Un groupe de modérateurs de contenu ghanéens a décidé de poursuivre Meta, la société mère de Facebook, pour des conditions de travail jugées insupportables. Selon une enquête du Guardian, les employés, engagés par un sous-traitant à Accra, dénoncent une exposition constante à des contenus explicites, notamment des scènes de meurtres, de violences et de maltraitance d’enfants, des images traumatisantes ayant engendré des troubles psychologiques graves. De nombreux modérateurs ont indiqué souffrir de dépression, d’anxiété, d’insomnie, et même de toxicomanie en raison de cette surcharge émotionnelle.
Les poursuites en cours portent sur deux principaux axes. La première action en justice vise à obtenir réparation pour les préjudices psychologiques causés par l’exposition quotidienne à des contenus violents. La seconde action concerne un licenciement abusif après la tentative de suicide d’un modérateur, un drame qui met en lumière les dangers liés à ce travail. Selon les plaignants, les conditions de soutien psychologique sont largement insuffisantes, et la prise en charge des troubles mentaux reste inadaptée. En tout, jusqu’à 150 modérateurs ont exprimé leurs préoccupations concernant le manque d’assistance en santé mentale et les atteintes à leur vie privée.

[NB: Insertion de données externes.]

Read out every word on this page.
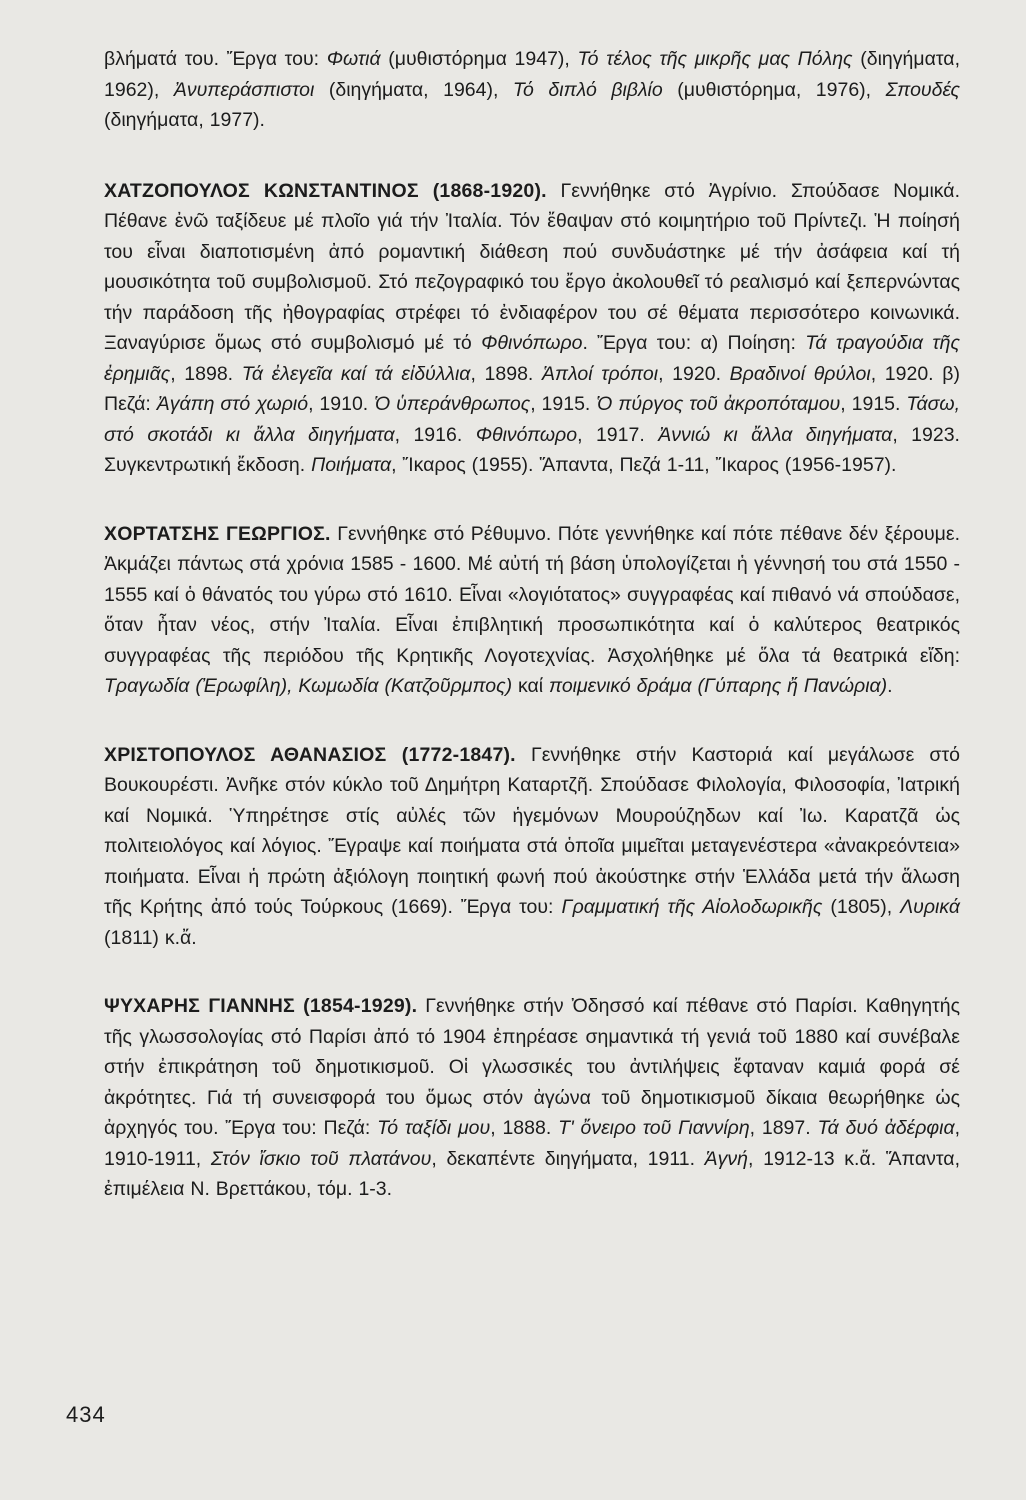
βλήματά του. Ἔργα του: Φωτιά (μυθιστόρημα 1947), Τό τέλος τῆς μικρῆς μας Πόλης (διηγήματα, 1962), Ἀνυπεράσπιστοι (διηγήματα, 1964), Τό διπλό βιβλίο (μυθιστόρημα, 1976), Σπουδές (διηγήματα, 1977).

ΧΑΤΖΟΠΟΥΛΟΣ ΚΩΝΣΤΑΝΤΙΝΟΣ (1868-1920). Γεννήθηκε στό Ἀγρίνιο. Σπούδασε Νομικά. Πέθανε ἐνῶ ταξίδευε μέ πλοῖο γιά τήν Ἰταλία. Τόν ἔθαψαν στό κοιμητήριο τοῦ Πρίντεζι. Ἡ ποίησή του εἶναι διαποτισμένη ἀπό ρομαντική διάθεση πού συνδυάστηκε μέ τήν ἀσάφεια καί τή μουσικότητα τοῦ συμβολισμοῦ. Στό πεζογραφικό του ἔργο ἀκολουθεῖ τό ρεαλισμό καί ξεπερνώντας τήν παράδοση τῆς ἠθογραφίας στρέφει τό ἐνδιαφέρον του σέ θέματα περισσότερο κοινωνικά. Ξαναγύρισε ὅμως στό συμβολισμό μέ τό Φθινόπωρο. Ἔργα του: α) Ποίηση: Τά τραγούδια τῆς ἐρημιᾶς, 1898. Τά ἐλεγεῖα καί τά εἰδύλλια, 1898. Ἁπλοί τρόποι, 1920. Βραδινοί θρύλοι, 1920. β) Πεζά: Ἀγάπη στό χωριό, 1910. Ὁ ὑπεράνθρωπος, 1915. Ὁ πύργος τοῦ ἀκροπόταμου, 1915. Τάσω, στό σκοτάδι κι ἄλλα διηγήματα, 1916. Φθινόπωρο, 1917. Ἀννιώ κι ἄλλα διηγήματα, 1923. Συγκεντρωτική ἔκδοση. Ποιήματα, Ἴκαρος (1955). Ἅπαντα, Πεζά 1-11, Ἴκαρος (1956-1957).

ΧΟΡΤΑΤΣΗΣ ΓΕΩΡΓΙΟΣ. Γεννήθηκε στό Ρέθυμνο. Πότε γεννήθηκε καί πότε πέθανε δέν ξέρουμε. Ἀκμάζει πάντως στά χρόνια 1585 - 1600. Μέ αὐτή τή βάση ὑπολογίζεται ἡ γέννησή του στά 1550 - 1555 καί ὁ θάνατός του γύρω στό 1610. Εἶναι «λογιότατος» συγγραφέας καί πιθανό νά σπούδασε, ὅταν ἦταν νέος, στήν Ἰταλία. Εἶναι ἐπιβλητική προσωπικότητα καί ὁ καλύτερος θεατρικός συγγραφέας τῆς περιόδου τῆς Κρητικῆς Λογοτεχνίας. Ἀσχολήθηκε μέ ὅλα τά θεατρικά εἴδη: Τραγωδία (Ἐρωφίλη), Κωμωδία (Κατζοῦρμπος) καί ποιμενικό δράμα (Γύπαρης ἤ Πανώρια).

ΧΡΙΣΤΟΠΟΥΛΟΣ ΑΘΑΝΑΣΙΟΣ (1772-1847). Γεννήθηκε στήν Καστοριά καί μεγάλωσε στό Βουκουρέστι. Ἀνῆκε στόν κύκλο τοῦ Δημήτρη Καταρτζῆ. Σπούδασε Φιλολογία, Φιλοσοφία, Ἰατρική καί Νομικά. Ὑπηρέτησε στίς αὐλές τῶν ἡγεμόνων Μουρούζηδων καί Ἰω. Καρατζᾶ ὡς πολιτειολόγος καί λόγιος. Ἔγραψε καί ποιήματα στά ὁποῖα μιμεῖται μεταγενέστερα «ἀνακρεόντεια» ποιήματα. Εἶναι ἡ πρώτη ἀξιόλογη ποιητική φωνή πού ἀκούστηκε στήν Ἑλλάδα μετά τήν ἅλωση τῆς Κρήτης ἀπό τούς Τούρκους (1669). Ἔργα του: Γραμματική τῆς Αἰολοδωρικῆς (1805), Λυρικά (1811) κ.ἄ.

ΨΥΧΑΡΗΣ ΓΙΑΝΝΗΣ (1854-1929). Γεννήθηκε στήν Ὀδησσό καί πέθανε στό Παρίσι. Καθηγητής τῆς γλωσσολογίας στό Παρίσι ἀπό τό 1904 ἐπηρέασε σημαντικά τή γενιά τοῦ 1880 καί συνέβαλε στήν ἐπικράτηση τοῦ δημοτικισμοῦ. Οἱ γλωσσικές του ἀντιλήψεις ἔφταναν καμιά φορά σέ ἀκρότητες. Γιά τή συνεισφορά του ὅμως στόν ἀγώνα τοῦ δημοτικισμοῦ δίκαια θεωρήθηκε ὡς ἀρχηγός του. Ἔργα του: Πεζά: Τό ταξίδι μου, 1888. Τ' ὄνειρο τοῦ Γιαννίρη, 1897. Τά δυό ἀδέρφια, 1910-1911, Στόν ἴσκιο τοῦ πλατάνου, δεκαπέντε διηγήματα, 1911. Ἁγνή, 1912-13 κ.ἄ. Ἅπαντα, ἐπιμέλεια Ν. Βρεττάκου, τόμ. 1-3.

434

Cette situation s’inscrit dans un contexte plus large de tensions liées aux conditions de travail des modérateurs de contenu à travers le monde. Au Kenya, plus de 140 modérateurs avaient déjà été diagnostiqués avec des troubles de stress post-traumatique (TSPT), après un procès similaire. Ces employés ont décrit des effets dévastateurs sur leur santé mentale, allant des dépendances à l’alcool et aux drogues à des ruptures de relations et une peur constante pour leur sécurité. Ces événements ont attiré l’attention sur le rôle souvent invisible mais crucial des modérateurs dans la gestion des plateformes sociales mondiales, ainsi que sur les risques associés à ce travail.
Meta, de son côté, réfute les accusations. La société conteste vigoureusement les allégations de mauvais traitement, affirmant que des mesures adéquates sont prises pour garantir la santé et le bien-être de ses employés. Cependant, cette réponse n’a pas convaincu les modérateurs, qui continuent de se battre pour des conditions de travail plus humaines et une prise en charge médicale adaptée.

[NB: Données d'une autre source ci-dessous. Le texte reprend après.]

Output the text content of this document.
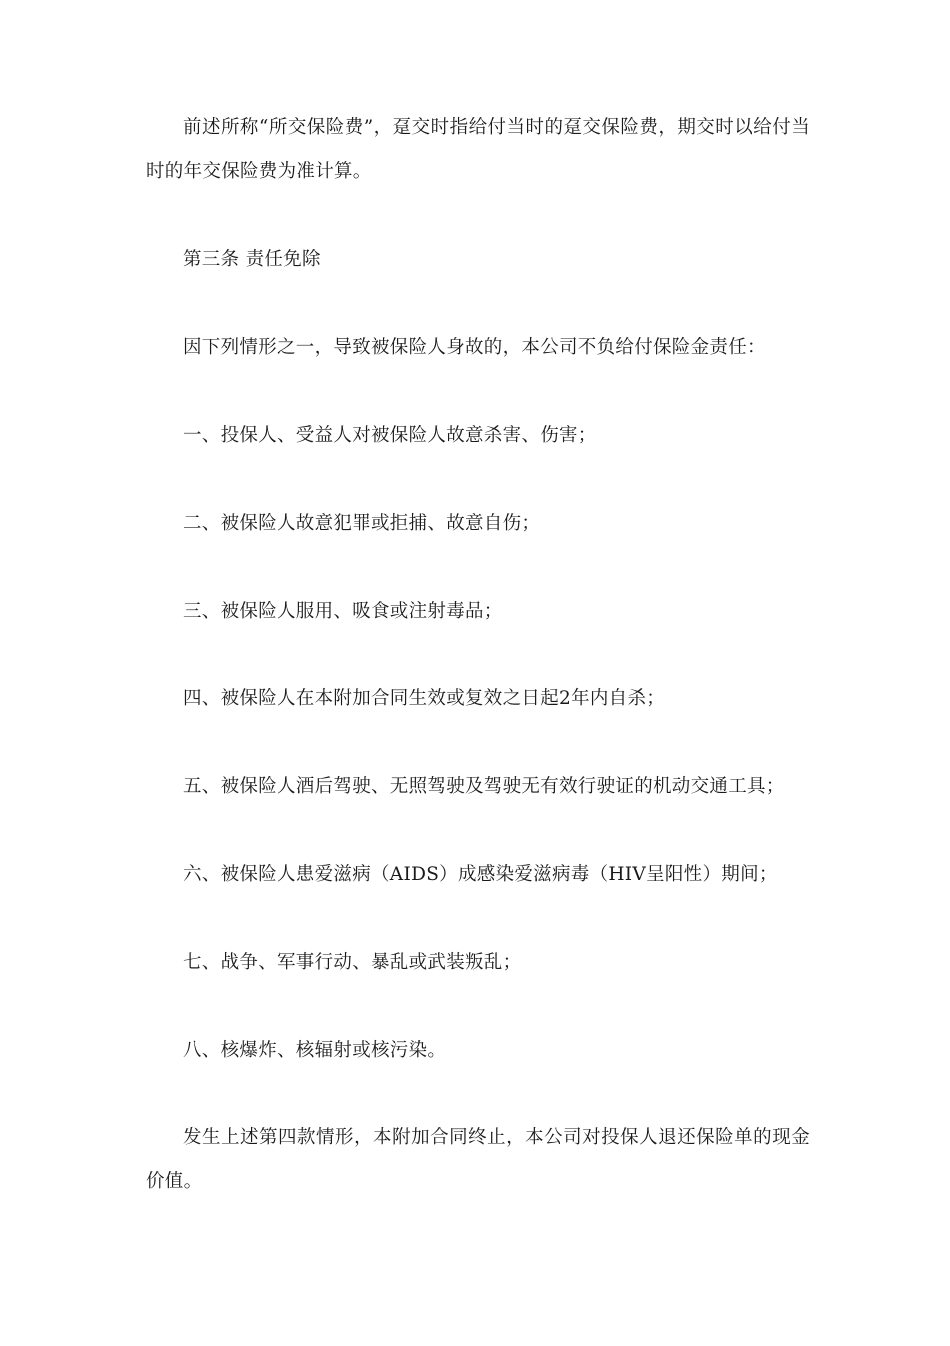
前述所称“所交保险费”，趸交时指给付当时的趸交保险费，期交时以给付当时的年交保险费为准计算。

第三条 责任免除

因下列情形之一，导致被保险人身故的，本公司不负给付保险金责任：

一、投保人、受益人对被保险人故意杀害、伤害；

二、被保险人故意犯罪或拒捕、故意自伤；

三、被保险人服用、吸食或注射毒品；

四、被保险人在本附加合同生效或复效之日起2年内自杀；

五、被保险人酒后驾驶、无照驾驶及驾驶无有效行驶证的机动交通工具；

六、被保险人患爱滋病（AIDS）成感染爱滋病毒（HIV呈阳性）期间；

七、战争、军事行动、暴乱或武装叛乱；

八、核爆炸、核辐射或核污染。

发生上述第四款情形，本附加合同终止，本公司对投保人退还保险单的现金价值。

Les perspectives de cette affaire sont incertaines, mais elle soulève des questions cruciales sur la responsabilité des entreprises technologiques dans le bien-être de leurs employés. Alors que les poursuites juridiques se poursuivent, l’affaire pourrait avoir un impact important sur la régulation des entreprises de technologie en matière de gestion des contenus en ligne. Le cas du Ghana pourrait aussi inspirer d’autres actions en justice dans d’autres pays, où les conditions des modérateurs de contenu demeurent souvent dans l’ombre.

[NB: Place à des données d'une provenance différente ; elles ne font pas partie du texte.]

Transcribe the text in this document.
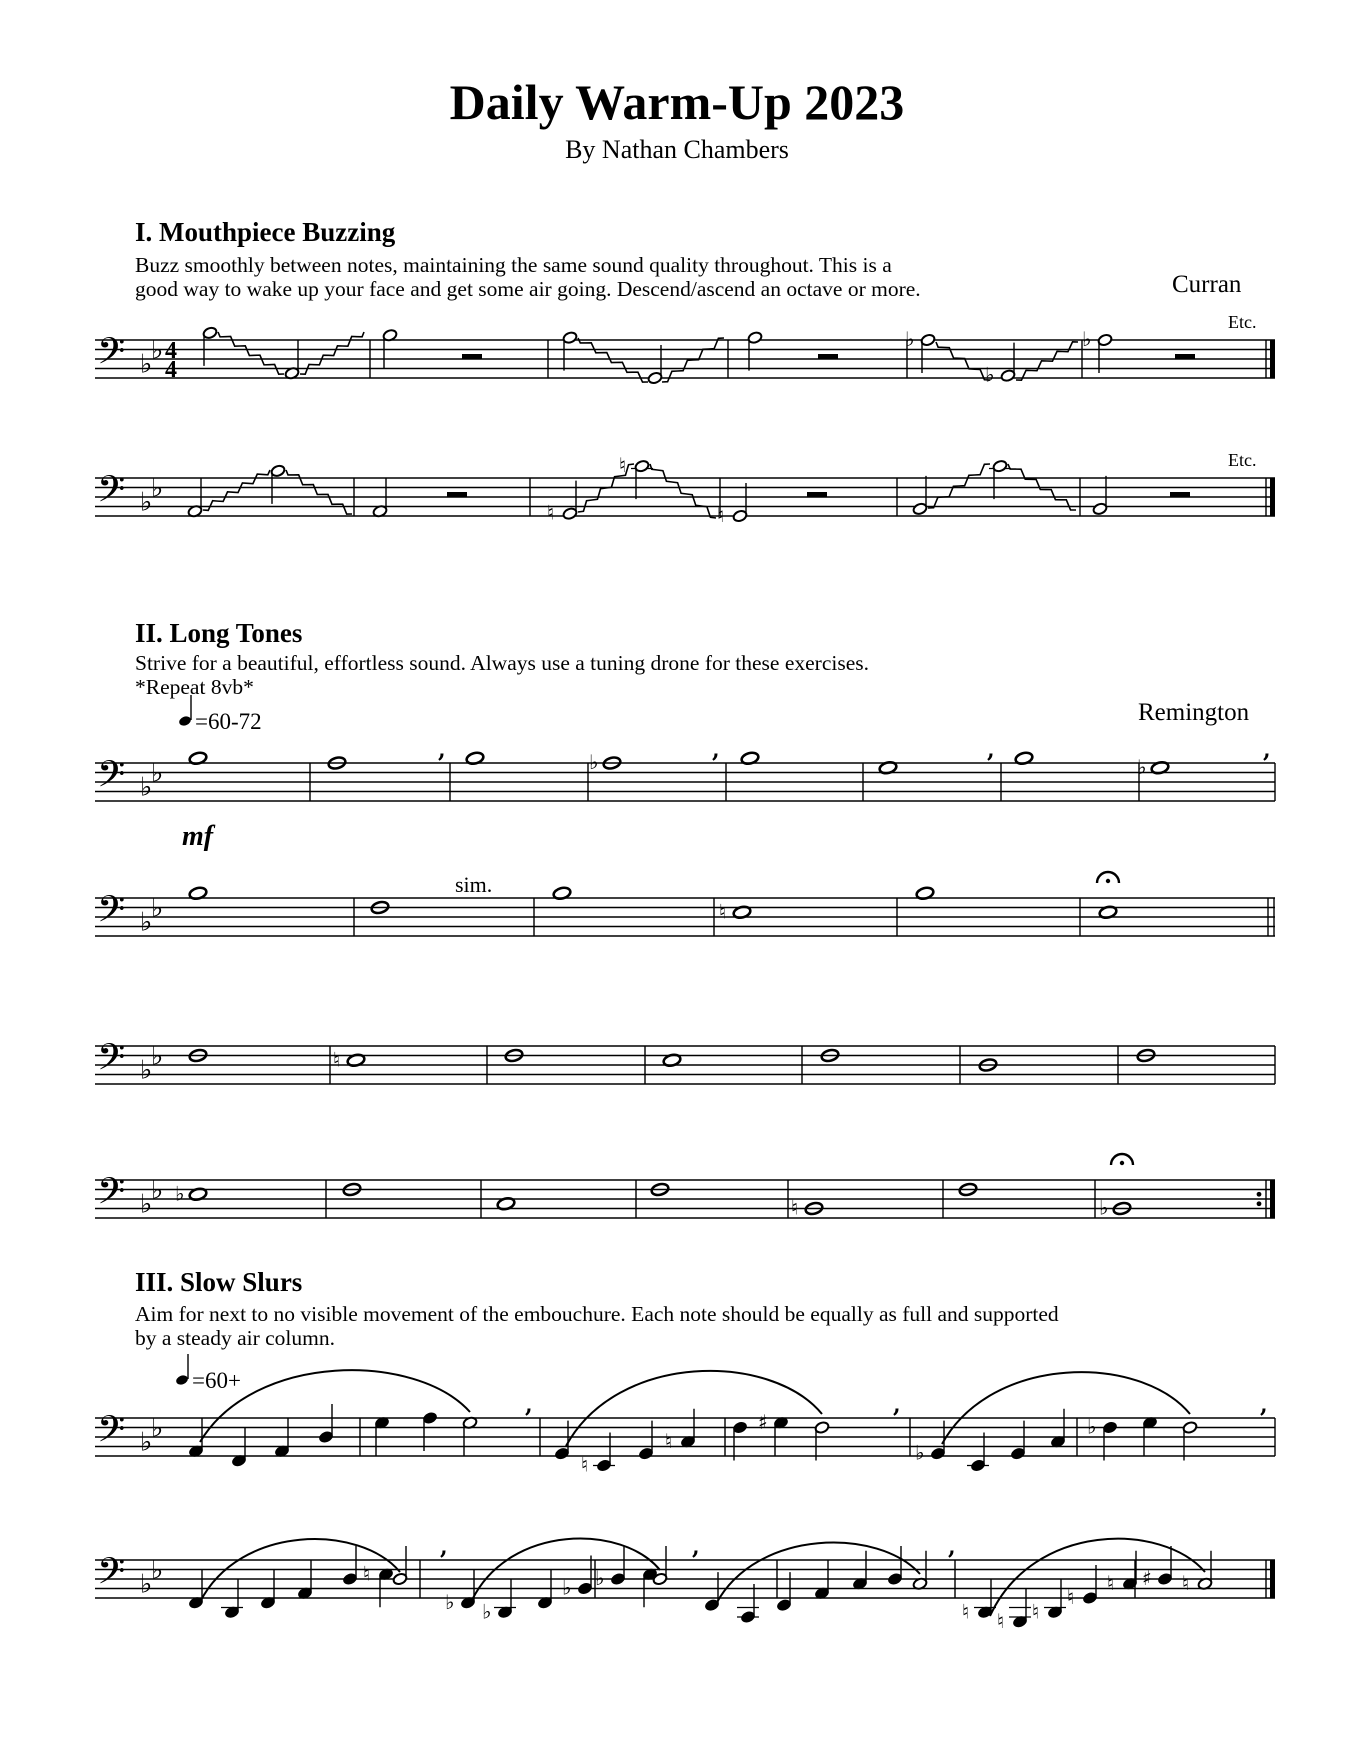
Daily Warm-Up 2023
By Nathan Chambers
I. Mouthpiece Buzzing
Buzz smoothly between notes, maintaining the same sound quality throughout. This is a
good way to wake up your face and get some air going. Descend/ascend an octave or more.	Curran
II. Long Tones
Strive for a beautiful, effortless sound. Always use a tuning drone for these exercises.
*Repeat 8vb*
Remington
III. Slow Slurs
Aim for next to no visible movement of the embouchure. Each note should be equally as full and supported
by a steady air column.
𝄢 ♭
♭ 4
4
♭
♭
♭
Etc.
𝄢 ♭
♭
♮
♮
♮
Etc.
𝄢 ♭
♭
=60-72
mf
♭	♭
,	,	,	,
𝄢 ♭
♭
sim.
♮
𝄢 ♭
♭	♮
𝄢 ♭
♭ ♭
♮	♭
𝄢 ♭
♭
=60+
,
♮
♮
♯
,
♭
♭
,
𝄢 ♭
♭	♮
,
♭ ♭
♭ ♭
,	,
♮ ♮ ♮
♮
♮ ♯ ♮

Cette situation soulève également des interrogations sur le modèle économique des sous-traitants employés pour gérer les contenus sur les grandes plateformes numériques. Le salaire des modérateurs, souvent inférieur au coût de la vie dans des villes comme Accra, exacerbe leur vulnérabilité et met en lumière les inégalités dans la chaîne de travail numérique mondiale. Des experts appellent à une réforme du secteur, avec des conditions de travail plus transparentes et un soutien psychologique renforcé pour ces employés souvent exposés à des traumatismes.